Video Lecture: Text-types

A new lecture, 32 minutes long, about the basic concept of text-types, is online at YouTube!
This is lecture #9 in the series Introduction to NT Textual Criticism.


https://www.youtube.com/watch?v=TXq9Vn_CRkc
Lecture 9 includes, among other things,
details about Griesbach's Canons.




2 comments:

Joey McCollum said...

(Quick note before my actual comment: your link to the YouTube video doesn't work because the URL you provided splits the "https" prefix into "htt" and "ps".)

You do a great job presenting the theory and several examples of text-types and textual families in a succinct presentation! I appreciate your mentioning the detail of Family 13's apparent influence from the lectionary tradition. As you mention, Family 1 and the Harklean group (also called Family 2138 in the Catholic Epistles) are other families of interest in the Gospels and elsewhere. For anyone interested in an informal encyclopedia of these and other textual groups (in addition to various other topics in New Testament textual criticism), I've found Robert Waltz's work (http://www.skypoint.com/members/waltzmn/) to be a helpful reference.

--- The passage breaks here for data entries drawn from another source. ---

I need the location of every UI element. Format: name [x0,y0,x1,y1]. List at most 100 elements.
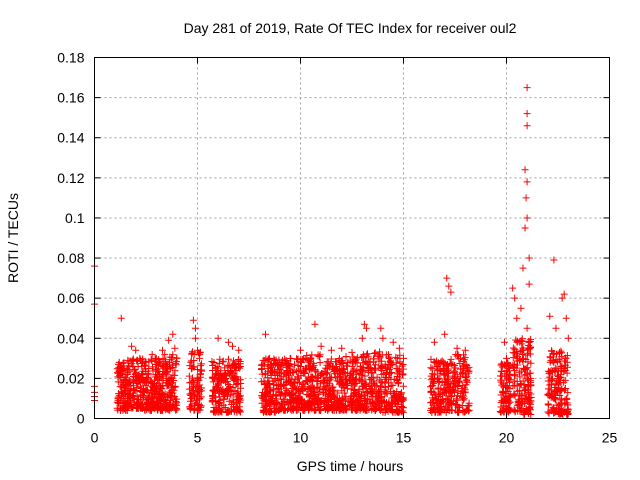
data-point [327,355,335,363]
data-point [277,383,285,391]
data-point [547,393,555,401]
data-point [382,351,390,359]
data-point [342,352,350,360]
data-point [551,367,559,375]
data-point [197,384,205,392]
data-point [355,387,363,395]
data-point [331,365,339,373]
data-point [306,357,314,365]
data-point [284,388,292,396]
data-point [440,399,448,407]
data-point [259,406,267,414]
data-point [503,354,510,362]
data-point [563,394,571,402]
data-point [197,366,205,374]
data-point [270,400,278,408]
data-point [364,364,372,372]
data-point [209,378,217,386]
data-point [306,384,314,392]
data-point [160,400,168,408]
data-point [185,372,193,380]
data-point [217,367,225,375]
data-point [521,166,529,174]
x-tick-label: 25 [602,430,618,446]
data-point [523,214,531,222]
data-point [215,371,223,379]
chart-title: Day 281 of 2019, Rate Of TEC Index for r… [184,20,517,36]
data-point [283,387,291,395]
data-point [153,361,161,369]
data-point [316,353,324,361]
data-point [429,398,437,406]
data-point [368,399,376,407]
data-point [517,380,525,388]
data-point [448,400,456,408]
data-point [297,346,304,354]
data-point [315,403,323,411]
data-point [523,84,531,92]
data-point [284,360,292,368]
data-point [443,362,451,370]
data-point [142,358,150,366]
data-point [277,389,285,397]
y-tick-label: 0.1 [65,210,85,226]
data-point [392,405,400,413]
data-point [460,389,468,397]
data-point [136,354,144,362]
data-point [353,367,361,375]
data-point [356,395,364,403]
data-point [157,358,165,366]
data-point [297,395,305,403]
data-point [160,364,168,372]
data-point [198,360,206,368]
data-point [544,385,552,393]
data-point [564,389,572,397]
data-point [452,382,460,390]
data-point [435,391,443,399]
data-point [449,374,457,382]
data-point [352,355,360,363]
data-point [134,362,142,370]
data-point [281,392,289,400]
data-point [333,396,341,404]
data-point [126,367,134,375]
data-point [143,378,151,386]
data-point [359,363,367,371]
data-point [374,352,382,360]
data-point [321,385,329,393]
data-point [390,393,398,401]
data-point [512,336,520,344]
data-point [383,390,391,398]
x-axis-title: GPS time / hours [297,458,404,474]
data-point [447,355,455,363]
data-point [171,344,179,352]
data-point [557,395,565,403]
data-point [520,346,528,354]
data-point [395,344,403,352]
data-point [292,386,300,394]
data-point [523,110,531,118]
data-point [212,404,220,412]
x-tick-labels: 0 5 10 15 20 25 [91,430,618,446]
data-point [308,351,316,359]
data-point [190,401,198,409]
data-point [458,368,466,376]
data-point [214,334,222,342]
data-point [216,355,224,363]
data-point [341,405,349,413]
data-point [217,373,225,381]
data-point [195,406,203,414]
data-point [435,400,443,408]
data-point [327,346,335,354]
data-point [158,346,166,354]
data-point [370,349,378,357]
data-point [283,367,291,375]
data-point [463,376,471,384]
axis-ticks [94,57,610,419]
data-point [527,359,535,367]
data-point [331,369,339,377]
data-point [317,396,325,404]
data-point [516,392,524,400]
data-point [429,378,437,386]
data-point [186,362,194,370]
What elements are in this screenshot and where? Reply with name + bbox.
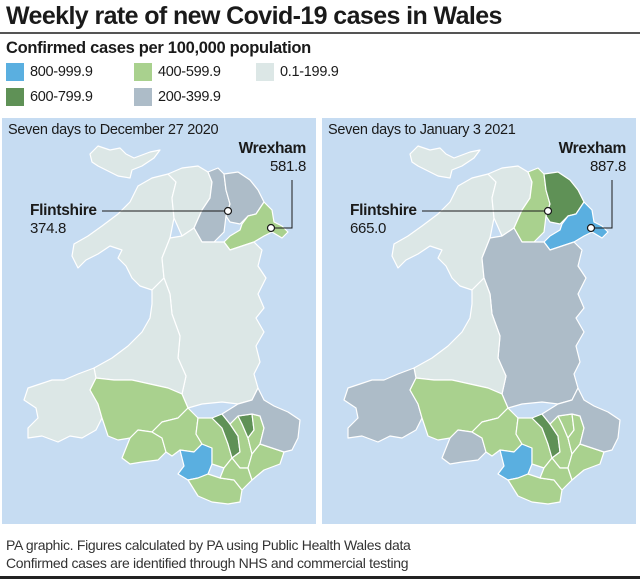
callout-wrexham-name: Wrexham [238,140,307,157]
region-pembrokeshire [343,367,423,443]
map-period-title: Seven days to December 27 2020 [8,122,219,138]
wrexham-marker [266,223,276,233]
legend-label: 400-599.9 [158,64,221,80]
callout-flintshire-name: Flintshire [30,202,97,219]
region-swansea [441,429,487,465]
legend-item-600-799: 600-799.9 [6,88,93,106]
map-panel-january: Seven days to January 3 2021 Flintshire … [322,118,636,524]
legend-swatch [6,88,24,106]
flintshire-marker [223,206,233,216]
legend-item-200-399: 200-399.9 [134,88,221,106]
map-period-title: Seven days to January 3 2021 [328,122,516,138]
region-swansea [121,429,167,465]
legend-label: 600-799.9 [30,89,93,105]
legend-item-800-999: 800-999.9 [6,63,93,81]
callout-flintshire-value: 374.8 [30,220,67,237]
callout-flintshire-name: Flintshire [350,202,417,219]
flintshire-marker [543,206,553,216]
wrexham-leader-line [592,180,613,229]
map-panel-december: Seven days to December 27 2020 Flintshir… [2,118,316,524]
legend-swatch [134,88,152,106]
chart-subtitle: Confirmed cases per 100,000 population [6,39,311,57]
legend-swatch [256,63,274,81]
legend-swatch [6,63,24,81]
legend: 800-999.9 600-799.9 400-599.9 200-399.9 … [6,63,506,113]
legend-label: 0.1-199.9 [280,64,339,80]
chart-title: Weekly rate of new Covid-19 cases in Wal… [6,2,502,30]
wales-map [343,145,621,505]
region-gwynedd [391,173,497,291]
legend-label: 800-999.9 [30,64,93,80]
legend-swatch [134,63,152,81]
wrexham-leader-line [272,180,293,229]
region-anglesey [409,145,481,179]
callout-wrexham-value: 887.8 [589,158,626,175]
legend-item-0-199: 0.1-199.9 [256,63,339,81]
title-divider [0,32,640,34]
callout-flintshire-value: 665.0 [350,220,387,237]
region-pembrokeshire [23,367,103,443]
wales-map [23,145,301,505]
legend-label: 200-399.9 [158,89,221,105]
region-anglesey [89,145,161,179]
wrexham-marker [586,223,596,233]
callout-wrexham-value: 581.8 [269,158,306,175]
region-monmouthshire [541,387,621,453]
region-gwynedd [71,173,177,291]
bottom-divider [0,576,640,579]
footer-notes: PA graphic. Figures calculated by PA usi… [6,536,411,572]
callout-wrexham-name: Wrexham [558,140,627,157]
legend-item-400-599: 400-599.9 [134,63,221,81]
footer-note: Confirmed cases are identified through N… [6,555,409,571]
region-monmouthshire [221,387,301,453]
footer-source: PA graphic. Figures calculated by PA usi… [6,537,411,553]
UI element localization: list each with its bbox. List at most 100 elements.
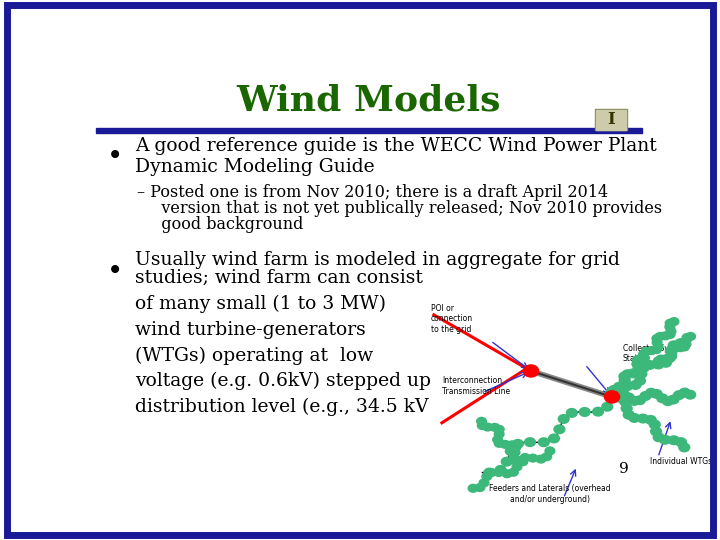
Circle shape — [679, 388, 690, 397]
Circle shape — [668, 395, 679, 404]
Text: voltage (e.g. 0.6kV) stepped up: voltage (e.g. 0.6kV) stepped up — [135, 372, 431, 390]
Circle shape — [513, 440, 523, 448]
Text: distribution level (e.g., 34.5 kV: distribution level (e.g., 34.5 kV — [135, 398, 428, 416]
Circle shape — [482, 423, 492, 431]
Circle shape — [492, 436, 503, 443]
Circle shape — [554, 425, 564, 434]
Circle shape — [606, 393, 618, 401]
Circle shape — [536, 455, 546, 463]
Circle shape — [511, 457, 521, 465]
Text: Individual WTGs: Individual WTGs — [649, 457, 712, 466]
Circle shape — [652, 346, 661, 354]
Circle shape — [606, 393, 618, 401]
Circle shape — [665, 330, 675, 339]
Circle shape — [642, 348, 651, 355]
Circle shape — [613, 382, 624, 391]
Text: •: • — [107, 256, 123, 285]
Text: 9: 9 — [618, 462, 629, 476]
Circle shape — [606, 393, 618, 401]
Circle shape — [602, 402, 613, 411]
Circle shape — [653, 360, 664, 369]
Text: – Posted one is from Nov 2010; there is a draft April 2014: – Posted one is from Nov 2010; there is … — [138, 184, 608, 201]
Circle shape — [477, 422, 487, 429]
Circle shape — [468, 484, 478, 492]
Circle shape — [632, 360, 643, 368]
Text: studies; wind farm can consist: studies; wind farm can consist — [135, 269, 423, 287]
Circle shape — [685, 390, 696, 399]
Circle shape — [639, 350, 649, 357]
Circle shape — [639, 354, 649, 362]
Circle shape — [666, 327, 676, 335]
Circle shape — [606, 393, 618, 401]
Circle shape — [593, 407, 603, 416]
Circle shape — [683, 334, 692, 341]
Circle shape — [518, 458, 528, 465]
Circle shape — [632, 368, 643, 376]
Circle shape — [664, 354, 675, 362]
Circle shape — [665, 323, 675, 330]
Circle shape — [542, 453, 552, 461]
Circle shape — [629, 396, 640, 405]
Text: Collector System
Station: Collector System Station — [623, 344, 688, 363]
Circle shape — [630, 381, 641, 389]
Circle shape — [479, 479, 489, 487]
Circle shape — [495, 440, 504, 447]
Bar — [595, 109, 627, 131]
Circle shape — [500, 441, 510, 448]
Circle shape — [567, 409, 577, 417]
Circle shape — [523, 365, 539, 377]
Circle shape — [549, 434, 559, 443]
Circle shape — [653, 343, 663, 350]
Circle shape — [618, 389, 629, 397]
Circle shape — [629, 414, 640, 422]
Text: (WTGs) operating at  low: (WTGs) operating at low — [135, 346, 373, 364]
Circle shape — [669, 318, 679, 326]
Circle shape — [653, 433, 664, 442]
Circle shape — [509, 454, 518, 462]
Circle shape — [622, 382, 633, 390]
Circle shape — [681, 340, 690, 348]
Circle shape — [484, 468, 495, 477]
Circle shape — [511, 443, 521, 451]
Circle shape — [657, 394, 667, 403]
Circle shape — [660, 435, 670, 444]
Bar — [596, 110, 626, 130]
Text: POI or
connection
to the grid: POI or connection to the grid — [431, 304, 473, 334]
Circle shape — [675, 438, 686, 447]
Circle shape — [667, 352, 677, 360]
Circle shape — [502, 470, 512, 478]
Text: Feeders and Laterals (overhead
and/or underground): Feeders and Laterals (overhead and/or un… — [489, 484, 611, 504]
Text: I: I — [607, 111, 615, 128]
Circle shape — [525, 438, 536, 447]
Circle shape — [675, 339, 686, 347]
Circle shape — [665, 347, 676, 355]
Circle shape — [671, 344, 680, 352]
Circle shape — [634, 376, 645, 385]
Circle shape — [495, 426, 504, 433]
Circle shape — [494, 469, 503, 476]
Circle shape — [621, 404, 632, 413]
Circle shape — [501, 457, 512, 466]
Text: Wind Models: Wind Models — [237, 83, 501, 117]
Circle shape — [539, 438, 549, 447]
Circle shape — [606, 393, 618, 401]
Circle shape — [475, 484, 485, 491]
Circle shape — [510, 449, 520, 456]
Circle shape — [665, 319, 675, 327]
Circle shape — [612, 389, 623, 397]
Circle shape — [646, 388, 657, 397]
Circle shape — [622, 370, 633, 379]
Text: version that is not yet publically released; Nov 2010 provides: version that is not yet publically relea… — [145, 200, 662, 217]
Circle shape — [685, 333, 696, 340]
Text: A good reference guide is the WECC Wind Power Plant: A good reference guide is the WECC Wind … — [135, 137, 657, 155]
Circle shape — [638, 363, 649, 372]
Circle shape — [624, 393, 634, 402]
Circle shape — [495, 465, 506, 474]
Circle shape — [647, 347, 657, 355]
Text: of many small (1 to 3 MW): of many small (1 to 3 MW) — [135, 295, 386, 313]
Circle shape — [636, 369, 647, 378]
Bar — [96, 127, 642, 133]
Circle shape — [619, 372, 630, 381]
Text: Dynamic Modeling Guide: Dynamic Modeling Guide — [135, 158, 374, 176]
Circle shape — [613, 384, 624, 393]
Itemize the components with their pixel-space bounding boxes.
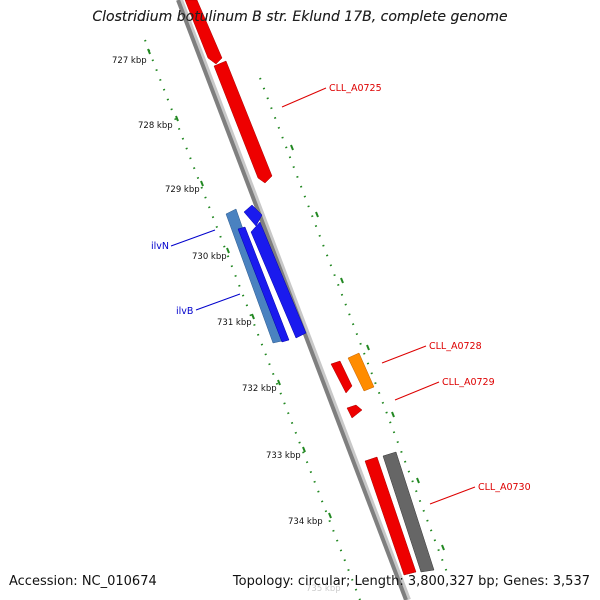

It's a shame that more scholars are arguing that the idea of text-types has had its day. While I agree that classifying manuscripts into "hard" groups fails to capture the diversity of variants we observe between those groups, I think that the theory behind text-types can be refined rather than rejected.

Your presentation on this topic really came at a great time. A while back, I wrote a paper on how to classify manuscripts into "soft" groups, such that manuscripts are described in terms of weighted contributions from different the textual profiles of different families or text-types. I applied this method to Tommy Wasserman's collation of Jude with very promising results. Most significantly, the textual profiles the method identified corresponded to many textual families already identified in the literature (the Old Alexandrian group, Family 2138 / Harklean Group, Family 1739, von Soden's Kr and Kc Byzantine subgroups, commentary manuscripts, a Lectionary group, and others). Andrews University Seminary Studies (AUSS) published my work last year, and the paper is now accessible on their website at https://digitalcommons.andrews.edu/auss/vol57/iss1/6/.

James Snapp Jr said...

Thanks for that, Joey; I shall investigate.
The link to the video should work now.